On the same morning Passepartout has given notice to
Lord Longsferry because he cannot endure to work in a chaotic household where the master is "brought home too frequently on the shoulders of policemen." Himself a sanguine, mercurial character, what he seeks in a master is the very opposite of what he would seek in a friend. He wishes his relation to his master to be formal and impersonal; in a master, therefore, he seeks his opposite, the phlegmatic character. His ideal of the master-servant relation happens, therefore, to coincide with Fogg's, and to the mutual satisfaction of both, he is interviewed and engaged.

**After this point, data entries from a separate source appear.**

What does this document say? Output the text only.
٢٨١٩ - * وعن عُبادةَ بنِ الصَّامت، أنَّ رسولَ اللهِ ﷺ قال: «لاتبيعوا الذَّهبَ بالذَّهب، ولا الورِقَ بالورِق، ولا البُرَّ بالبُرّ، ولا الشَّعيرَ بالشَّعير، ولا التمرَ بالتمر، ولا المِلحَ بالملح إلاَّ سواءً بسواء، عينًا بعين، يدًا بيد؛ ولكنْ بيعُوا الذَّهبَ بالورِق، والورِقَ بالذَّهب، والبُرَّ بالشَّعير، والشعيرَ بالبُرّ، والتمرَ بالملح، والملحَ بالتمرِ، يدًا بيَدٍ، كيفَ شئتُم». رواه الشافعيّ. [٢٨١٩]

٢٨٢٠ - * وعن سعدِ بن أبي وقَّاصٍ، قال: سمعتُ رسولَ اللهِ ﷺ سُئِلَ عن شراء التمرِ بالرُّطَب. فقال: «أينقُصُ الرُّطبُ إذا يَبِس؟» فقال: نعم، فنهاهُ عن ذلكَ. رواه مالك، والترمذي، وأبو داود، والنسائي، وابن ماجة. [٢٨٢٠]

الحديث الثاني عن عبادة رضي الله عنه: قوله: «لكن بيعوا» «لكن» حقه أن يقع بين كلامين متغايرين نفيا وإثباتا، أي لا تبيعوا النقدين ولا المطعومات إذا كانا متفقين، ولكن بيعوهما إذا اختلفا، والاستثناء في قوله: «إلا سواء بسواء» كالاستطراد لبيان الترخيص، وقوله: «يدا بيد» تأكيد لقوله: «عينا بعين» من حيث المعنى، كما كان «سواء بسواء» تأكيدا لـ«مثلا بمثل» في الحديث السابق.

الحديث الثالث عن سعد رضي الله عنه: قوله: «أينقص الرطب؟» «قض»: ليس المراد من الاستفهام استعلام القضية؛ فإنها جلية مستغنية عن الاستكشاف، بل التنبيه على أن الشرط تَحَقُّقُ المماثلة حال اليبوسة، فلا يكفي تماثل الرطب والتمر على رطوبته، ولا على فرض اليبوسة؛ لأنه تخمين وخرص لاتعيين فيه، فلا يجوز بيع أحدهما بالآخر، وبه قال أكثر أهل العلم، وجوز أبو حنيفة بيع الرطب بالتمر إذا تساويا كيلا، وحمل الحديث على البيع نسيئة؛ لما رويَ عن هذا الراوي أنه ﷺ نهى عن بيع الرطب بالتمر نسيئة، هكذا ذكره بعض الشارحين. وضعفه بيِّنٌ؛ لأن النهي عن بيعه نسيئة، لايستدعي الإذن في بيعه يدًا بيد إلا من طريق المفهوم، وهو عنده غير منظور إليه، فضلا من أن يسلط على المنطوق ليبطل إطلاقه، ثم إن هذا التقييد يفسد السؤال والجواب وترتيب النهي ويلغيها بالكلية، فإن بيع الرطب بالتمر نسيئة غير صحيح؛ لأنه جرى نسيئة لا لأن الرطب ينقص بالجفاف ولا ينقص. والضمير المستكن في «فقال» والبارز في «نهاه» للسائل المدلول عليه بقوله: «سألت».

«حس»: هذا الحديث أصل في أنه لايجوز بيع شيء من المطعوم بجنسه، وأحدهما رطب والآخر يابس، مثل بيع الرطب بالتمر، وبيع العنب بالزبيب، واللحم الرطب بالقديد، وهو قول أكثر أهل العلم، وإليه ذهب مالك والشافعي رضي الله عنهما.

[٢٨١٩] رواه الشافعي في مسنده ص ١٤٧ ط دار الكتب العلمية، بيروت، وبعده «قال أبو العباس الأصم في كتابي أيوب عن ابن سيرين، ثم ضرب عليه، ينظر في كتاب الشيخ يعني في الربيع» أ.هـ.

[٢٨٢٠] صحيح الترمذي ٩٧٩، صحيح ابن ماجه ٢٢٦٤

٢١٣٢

But that evening the unforeseen happens, the bet which is to send them both off round the world. It is his huhris which tempts Mr. Fogg into making the bet; he is so convinced that nothing unforeseen can occur which he cannot control that he cannot allow his club mates to challenge this conviction without taking up the challenge. Further, unknown to him, by a chance accident which he could not possibly have foreseen, a bank robbery has just been committed, and the description of the thief given to the police plus his sudden departure from England have put him under suspicion. Off go Mr. Fogg and Passepartout, then, pursued by the detective Fix. In the boat train Passepartout suddenly remembers that in the haste of packing he has left the gas fire burning in his bedroom. Fogg does not utter a word of reproach but merely remarks that it will bum at Passepartout's expense till they return. Mr. Fogg is still the stoic with the stoic conception of justice operating as impersonally and inexorably as the laws of nature. It is a fact that it was Passepartout, not he, who forgot to turn off the gas; the hurry caused by his own sudden decision may have made it difficult for Passepartout to remember, but it did not make it impossible: therefore, Passepartout is responsible for his forgetfulness and must pay the price.